The Egyptian Social Democratic Party (ESDP) announced on Monday that its leader Emad Gad will not attend the investigation held by the Shura Council, to which he was summoned by the council’s national security committee.
Freedom and Justice Party (FJP) leader Saad Omara accused Gad of attempting to topple the regime, create chaos, and obtain support from foreign forces.
Omara claimed Gad told the European Parliament in May 2012 that Copts are oppressed in Egypt and requested military intervention in Egypt to assist Copts.
Gad denied making such statements.
The ESDP said it was working on securing the minutes from Gad’s speech at the European Parliament. They also vowed to take the legal procedures necessary to punish those who took part in the “crime” of spreading false news.
The party stated that the Shura Council’s summons was unprecedented in the history of modern states. They stated that the separation of powers dictates that legislative authorities such as the Shura Council are tasked with monitoring the government and issuing laws, while it is the judicial authorities’ responsibility to hold investigations.
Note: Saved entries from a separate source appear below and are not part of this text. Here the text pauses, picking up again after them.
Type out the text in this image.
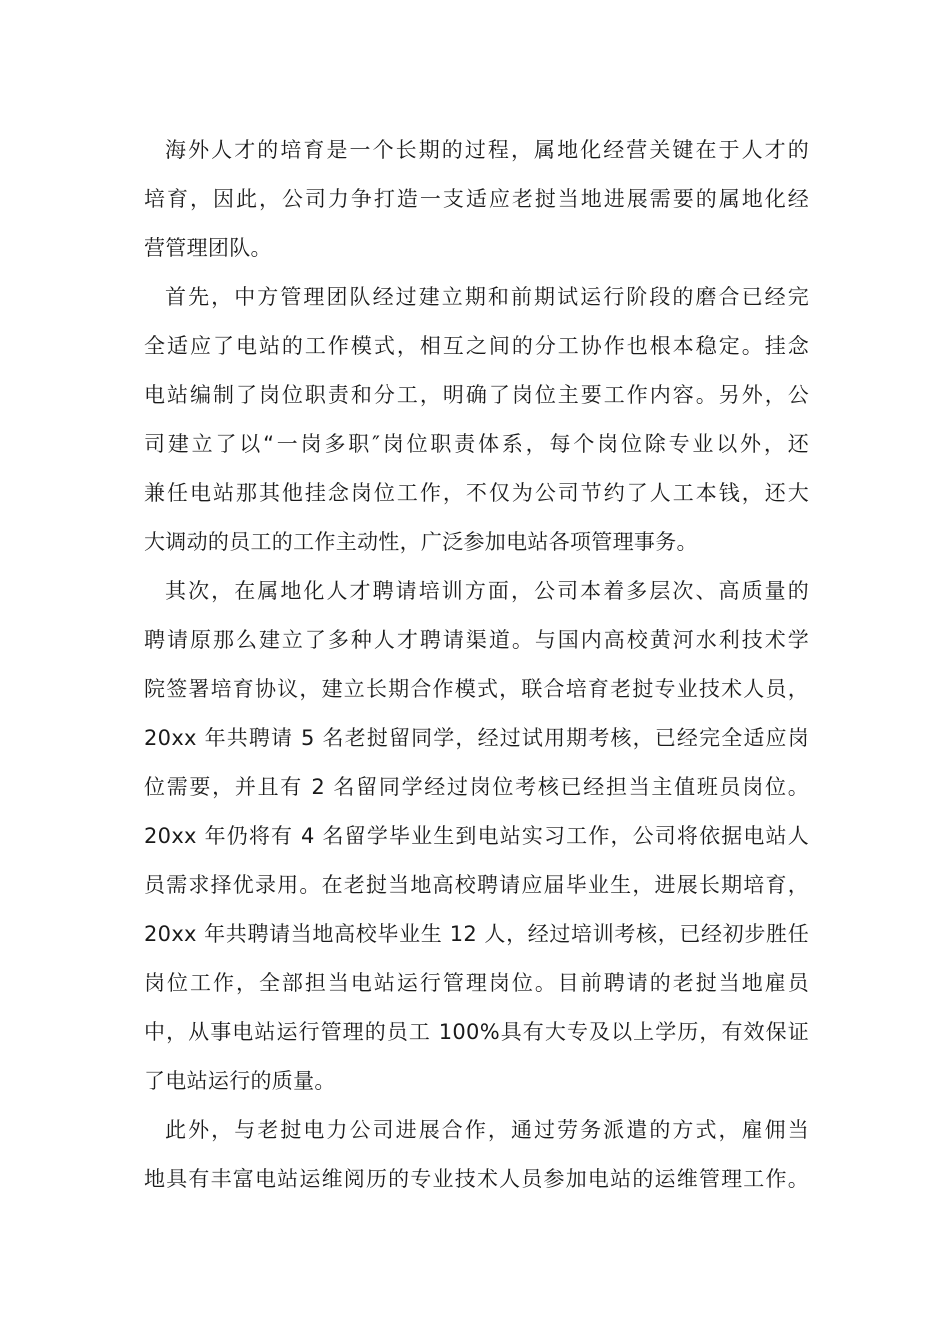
海外人才的培育是一个长期的过程，属地化经营关键在于人才的
培育，因此，公司力争打造一支适应老挝当地进展需要的属地化经
营管理团队。
首先，中方管理团队经过建立期和前期试运行阶段的磨合已经完
全适应了电站的工作模式，相互之间的分工协作也根本稳定。挂念
电站编制了岗位职责和分工，明确了岗位主要工作内容。另外，公
司建立了以“一岗多职″岗位职责体系，每个岗位除专业以外，还
兼任电站那其他挂念岗位工作，不仅为公司节约了人工本钱，还大
大调动的员工的工作主动性，广泛参加电站各项管理事务。
其次，在属地化人才聘请培训方面，公司本着多层次、高质量的
聘请原那么建立了多种人才聘请渠道。与国内高校黄河水利技术学
院签署培育协议，建立长期合作模式，联合培育老挝专业技术人员，
20xx 年共聘请 5 名老挝留同学，经过试用期考核，已经完全适应岗
位需要，并且有 2 名留同学经过岗位考核已经担当主值班员岗位。
20xx 年仍将有 4 名留学毕业生到电站实习工作，公司将依据电站人
员需求择优录用。在老挝当地高校聘请应届毕业生，进展长期培育，
20xx 年共聘请当地高校毕业生 12 人，经过培训考核，已经初步胜任
岗位工作，全部担当电站运行管理岗位。目前聘请的老挝当地雇员
中，从事电站运行管理的员工 100%具有大专及以上学历，有效保证
了电站运行的质量。
此外，与老挝电力公司进展合作，通过劳务派遣的方式，雇佣当
地具有丰富电站运维阅历的专业技术人员参加电站的运维管理工作。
Constitutional expert and Cairo University law professor Ra’fat Fouda stated that the Shura Council is not an investigative authority. “It is within the council’s jurisdiction to form fact-finding committees,” Fouda said. “And if such committees necessitate it, the council can hold an investigation. But citizens are not obliged by law to attend such investigations. If the results of the fact-finding committee’s investigation leave the Shura Council suspicious, it can refer its report to prosecution for legal investigation.”
The ESDP stated that Gad will not “succumb to such fascist practices aimed at terrorising the political opposition and public figures”.
Omara’s accusations were based on a report submitted by Mohamed Al-Sadat and Abbass Mekheimar, heads of the human rights committee and the national security committee in the previous Peoples’ Assembly. The People’s Assembly was dissolved in June 2012 after a court ruling by the Supreme Constitutional Court declaring one third of the assembly unconstitutional.
Neither Gad nor Omara could be reached for comment.